Gilbert Keith Chesterton
(1874-1936), poeta, novelista, dramaturgo, periodista y crítico de arte, fue
uno de los escritores más populares de su época, extendiendo su fama a EEUU. Su
vocación adolescente fue la de pintor pero pronto acabó empeñado en todo
aquello que se pudiera poner por escrito. Junto a su hermano Cecil, editó la revista
“New Witness” desde la que como liberal
convencido, atacó la
corrupción política y difundió un programa de reforma social tan
utópico como humanitario llamado distribucionismo. En 1922, tras años de dudas y sufrimientos
morales, dio el campanazo abjurando de
la Iglesia Anglicana y convirtiéndose al catolicismo, y a su muerte el Papa Pío
XI le otorgó el título de “ Defensor Fidei ”. Su prolífica obra no dejó de
leerse por su cambio de caballos porque fue siempre educador y moralista. Él mismo lo
explica:”Soy uno de esos hombres que juzgan un deber dejarse dominar siempre por las condiciones morales propia “.

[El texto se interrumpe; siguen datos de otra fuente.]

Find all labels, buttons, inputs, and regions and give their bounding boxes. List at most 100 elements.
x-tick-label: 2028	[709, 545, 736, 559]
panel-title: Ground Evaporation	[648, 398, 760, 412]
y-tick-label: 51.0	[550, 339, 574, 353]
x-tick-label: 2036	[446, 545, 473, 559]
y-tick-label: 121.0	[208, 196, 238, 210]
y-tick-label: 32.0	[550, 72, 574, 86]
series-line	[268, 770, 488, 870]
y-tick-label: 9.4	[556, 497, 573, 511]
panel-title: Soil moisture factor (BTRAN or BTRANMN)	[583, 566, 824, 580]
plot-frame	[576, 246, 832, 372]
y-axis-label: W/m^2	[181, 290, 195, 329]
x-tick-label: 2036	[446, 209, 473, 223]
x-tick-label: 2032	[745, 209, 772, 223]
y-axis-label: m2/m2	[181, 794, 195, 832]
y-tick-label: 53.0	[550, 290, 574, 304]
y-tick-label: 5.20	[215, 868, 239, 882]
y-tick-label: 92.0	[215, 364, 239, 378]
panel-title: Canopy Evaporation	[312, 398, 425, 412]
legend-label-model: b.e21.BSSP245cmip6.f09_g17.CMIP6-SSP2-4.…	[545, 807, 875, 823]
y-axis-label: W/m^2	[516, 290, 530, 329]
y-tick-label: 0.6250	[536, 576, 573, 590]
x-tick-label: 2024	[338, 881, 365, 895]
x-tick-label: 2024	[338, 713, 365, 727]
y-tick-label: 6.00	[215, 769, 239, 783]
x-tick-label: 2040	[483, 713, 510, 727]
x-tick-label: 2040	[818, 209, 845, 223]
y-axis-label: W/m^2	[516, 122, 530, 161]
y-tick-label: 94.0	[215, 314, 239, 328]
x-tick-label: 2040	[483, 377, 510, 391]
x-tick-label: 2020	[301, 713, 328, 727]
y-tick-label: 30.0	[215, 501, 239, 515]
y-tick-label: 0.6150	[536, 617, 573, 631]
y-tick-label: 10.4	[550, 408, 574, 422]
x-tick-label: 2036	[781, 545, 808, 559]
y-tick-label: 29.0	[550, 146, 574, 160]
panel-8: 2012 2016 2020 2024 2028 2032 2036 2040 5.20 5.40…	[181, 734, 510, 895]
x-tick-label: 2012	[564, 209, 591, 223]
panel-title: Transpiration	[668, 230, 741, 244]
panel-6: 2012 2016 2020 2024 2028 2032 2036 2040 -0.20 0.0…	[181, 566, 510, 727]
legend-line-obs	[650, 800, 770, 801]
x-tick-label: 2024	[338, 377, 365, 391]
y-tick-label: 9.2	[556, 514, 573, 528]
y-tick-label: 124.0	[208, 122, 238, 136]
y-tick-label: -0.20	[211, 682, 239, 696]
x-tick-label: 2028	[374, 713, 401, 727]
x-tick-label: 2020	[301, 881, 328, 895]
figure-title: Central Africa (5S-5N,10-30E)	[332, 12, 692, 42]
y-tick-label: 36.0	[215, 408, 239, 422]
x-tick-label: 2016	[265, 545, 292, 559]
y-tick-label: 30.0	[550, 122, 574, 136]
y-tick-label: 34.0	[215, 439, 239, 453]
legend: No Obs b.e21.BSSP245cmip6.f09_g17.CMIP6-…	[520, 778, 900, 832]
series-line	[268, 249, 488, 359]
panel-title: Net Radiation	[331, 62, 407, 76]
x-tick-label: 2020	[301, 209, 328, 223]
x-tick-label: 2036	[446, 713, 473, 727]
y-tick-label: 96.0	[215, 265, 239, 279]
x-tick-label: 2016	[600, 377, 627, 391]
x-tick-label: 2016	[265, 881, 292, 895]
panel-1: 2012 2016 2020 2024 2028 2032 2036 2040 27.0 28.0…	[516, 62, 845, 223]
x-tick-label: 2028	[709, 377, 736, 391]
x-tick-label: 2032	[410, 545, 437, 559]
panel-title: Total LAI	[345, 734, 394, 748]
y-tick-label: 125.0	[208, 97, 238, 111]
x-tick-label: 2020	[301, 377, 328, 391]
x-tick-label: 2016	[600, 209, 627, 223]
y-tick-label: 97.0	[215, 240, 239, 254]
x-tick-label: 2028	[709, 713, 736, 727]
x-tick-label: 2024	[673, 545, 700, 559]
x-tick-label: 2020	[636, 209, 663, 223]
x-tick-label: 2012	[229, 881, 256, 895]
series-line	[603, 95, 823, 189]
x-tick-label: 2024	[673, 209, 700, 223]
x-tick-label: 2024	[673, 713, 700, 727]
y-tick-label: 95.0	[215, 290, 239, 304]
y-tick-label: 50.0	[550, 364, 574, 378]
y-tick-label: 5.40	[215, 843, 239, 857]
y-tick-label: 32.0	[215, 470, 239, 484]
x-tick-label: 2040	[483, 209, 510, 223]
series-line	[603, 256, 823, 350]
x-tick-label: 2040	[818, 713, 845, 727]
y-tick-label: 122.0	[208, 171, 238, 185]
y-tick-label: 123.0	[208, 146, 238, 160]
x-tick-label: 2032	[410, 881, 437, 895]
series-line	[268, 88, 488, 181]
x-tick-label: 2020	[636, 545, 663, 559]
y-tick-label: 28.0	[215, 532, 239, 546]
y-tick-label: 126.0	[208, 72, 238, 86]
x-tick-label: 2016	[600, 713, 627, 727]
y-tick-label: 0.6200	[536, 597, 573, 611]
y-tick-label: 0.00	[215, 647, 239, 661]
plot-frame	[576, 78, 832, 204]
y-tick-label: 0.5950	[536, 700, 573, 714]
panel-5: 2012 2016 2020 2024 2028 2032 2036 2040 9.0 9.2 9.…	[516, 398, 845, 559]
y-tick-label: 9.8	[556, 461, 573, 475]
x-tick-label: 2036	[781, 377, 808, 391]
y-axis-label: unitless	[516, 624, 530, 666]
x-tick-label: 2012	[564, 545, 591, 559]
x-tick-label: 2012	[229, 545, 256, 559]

Temo que los españoles no sean fanáticos de sus libros-salvo quizá Alfonso
Ussía-pero algo habrán calado las aventuras del padre Brown, que creo se
llevaron al cine y a la televisión, o
como “El hombre que sabía demasiado “, o “El hombre que fue jueves”,
conjunción de relatos de misterio que conforman una novela y un personaje
deliberadamente desarticulados.
Brillante, polémico, divertido, caustico y
paradójico, Chesterton destacó en la lengua inglesa como periodista, escritor
de diarios y revistas; fue un columnista de su época. Sus textos fueron
embutidos en sus voluminosas obras completas, pero hete aquí que en 1958, casi
treinta años después de su muerte, un compilador descubrió 37 artículos suyos
publicados en “Daily News” entre 1901 y 1911 que edita “El buey mudo” bajo el
título “Los libros y la locura, y otros
ensayos”. El periodismo nació como pasquín, mezclando la información con la
opinión. Luego (sólo escribo de España y los muertos) un centón de
columnistas dieron lustre al papel. Cada vez que cruzo la calle
y subo al Retiro saludo al medallón que representa a Mariano de Cavia, quién se
hizo rico cobrando por palabra, tenía
valet y dos pisos, uno para su
biblioteca. César González-Ruano esculpió su personaje. Ortega aliviaba el
concepto con juegos artificiales verbales. Julio Camba ha envejecido mal y le
sostiene la delicadeza de Catalina Luca de Tena. Jacinto Miquelarena se arrojó antes de tiempo al “Metro” de
París. Víctor de la Serna, José María Pemán y Josep Plá deberían ser clásicos
como también Francisco Umbral y Jaime
Campmany , cuyos artículos no son recopilados. Nos conformamos con Mariano José
de Larra, santo laico del periodismo español, hoy apolillado, y que se pegó un
pistoletazo antes por perder un acta de diputados que por los desdenes del
putón de Dolores Armijo.
Lo
de “……otros ensayos” de Chesterton es ardid electoral porque lo del autor son
columnas de Prensa adensadas por la inteligencia y alejadas de la efímera
noticia del día. Escribe G.K.Ch. que hay no pocos indicios que conducen a la
asombrosa conclusión que la biblioteca del Museo Británico, además de sus
múltiples y variados servicios, cumple muchas de las funciones de un sanatorio
mental privado. En una época menos humanitaria que la nuestra los lectores
habrían estado aullando sobre un montón de paja en el hospital psiquiátrico de
Bedlam. La bibliomanía puede convertirse en una suerte de ebriedad. Adquiere un
perro y filosofa: se ama al animal como a un hombre en lugar de aceptarlo simplemente como un optimista. Mi perra sabe
que yo soy un hombre y no se encontrará
el significado de esa palabra escrito en algún libro con tanta claridad como está escrito en su alma. Contra el fuego
que se extingue apenas pueden distinguirse vagamente los contornos
prehistóricos del hombre y el perro. Hace una aguda defensa de los pelmazos o
enumera las historias estropeadas por los grandes autores, como Shakespeare con
el rey Lear, Goethe con Fausto o Wagner con Tannhauser , prodigio de erudición
e interpretación. En resumen: tras tantos años
nos falta algo de Chesterton a
quién ni el catolicismo le hurtó la cuchilla de una elegante acidez.